(urth) Wall of Nessus

Roy C. Lackey rclackey at stic.net
Fri Jun 11 12:38:23 PDT 2010


Jeff Wilson wrote:
> Do we know for sure that Typhon built the Whorl, or did he appropriate
> it the way he did everything else on Urth when he set up his capital
there?

Yes, he built it. It is mentioned all through LS.

David Stockhoff wrote:
> The flood wall theory does not explain the soldiers (either their
> presence or their location) in Severian's day.
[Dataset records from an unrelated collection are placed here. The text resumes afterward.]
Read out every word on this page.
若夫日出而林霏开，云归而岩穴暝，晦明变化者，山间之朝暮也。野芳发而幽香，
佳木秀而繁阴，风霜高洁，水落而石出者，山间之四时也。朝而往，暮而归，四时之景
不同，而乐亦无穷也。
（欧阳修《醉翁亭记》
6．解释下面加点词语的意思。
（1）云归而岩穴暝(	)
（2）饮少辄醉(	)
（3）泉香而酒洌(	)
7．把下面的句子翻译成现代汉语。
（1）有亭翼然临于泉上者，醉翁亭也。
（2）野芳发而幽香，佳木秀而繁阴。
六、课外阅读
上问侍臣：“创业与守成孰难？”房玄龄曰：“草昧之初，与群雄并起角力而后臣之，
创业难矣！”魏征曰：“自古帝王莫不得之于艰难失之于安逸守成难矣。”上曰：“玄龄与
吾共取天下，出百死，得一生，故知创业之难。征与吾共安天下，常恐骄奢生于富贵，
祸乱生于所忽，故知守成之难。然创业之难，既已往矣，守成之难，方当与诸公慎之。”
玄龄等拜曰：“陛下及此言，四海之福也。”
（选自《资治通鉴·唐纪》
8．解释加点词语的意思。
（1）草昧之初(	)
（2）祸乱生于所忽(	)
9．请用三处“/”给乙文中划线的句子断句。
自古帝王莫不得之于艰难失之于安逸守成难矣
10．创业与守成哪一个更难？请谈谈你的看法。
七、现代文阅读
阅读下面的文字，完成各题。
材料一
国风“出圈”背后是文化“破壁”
Right. Not to mention that it failed to stop the flood. <g> And what mighty
ruler in the distant past knew of and desired to attempt to thwart a massive
future flood?

> One thing has not been addressed. Presumably there has been social and
> political decay since Typhon's time, as the Commonwealth shrank from
> near-global (correct?) to almost a city-state. This is all you really
> need to know to explain the Wall and the curtain wall, whether one
> approaches it from a rational or a thematic perspective. The identity of
> a few individual enemies is not important; the people and aristocracy of
> the Commonwealth, such as they are, have always been at least potential
> enemies of the state. Typhon was probably at least somewhat paranoid
> anyway.

With good reason. "It was a period of great confusion as well. My
astronomers had told me that this sun's activity would decay slowly. Far too
slowly, in fact, for the change to be noticeable in a human lifetime. They
were wrong. The heat of the world declined by nearly two parts in a thousand
over a few years, then stabilized. Crops failed, and there were famines and
riots. I should have left then." (SWORD, chap. XXV)

And: "This world, the most ancient of all, I made my capital. That was an
error, because I lingered too long when disaster came. By the time I would
have escaped, escape was no longer open to me-those to whom I had given
control of such ships as could reach the stars had fled in them, and I was
besieged on this mountain." (ibid., chap. XXVI)

He was besieged by the common people of Urth, mostly local people. But the
mountain was far north of Nessus and its Wall, so the Wall can have been no
comfort to him there at all.

> The Wall suggests ancient Greece and the Dark Ages and Byzantium;
> therefore it is intended to suggest ancient Greece and the Dark Ages and
> Byzantium, pointing both to Earth's future/deep past and to its
> historical counterpart(s).

Which is, I think, another way of saying, "The Wall is just a Big Dumb
Object", as Jeff put it, in the context of the Urth Cycle.

Gerry Quinn wrote:
> Oddly enough, none of this stuff has been an issue for me - perhaps
because
> I don;t read carefully enough.  in the first place, I totally don't
remember
> the "now" in "powers in the sea", and in the second, I never got the
> impression that the wall was so enormous.  I don't remember seeing any
> figures, but I always imagined it as maybe ten metres thick and twenty
high.

The Wall is improbably huge. See the part where Sev and Agia neared it for
the avern duel (chapters XXV, XXVII).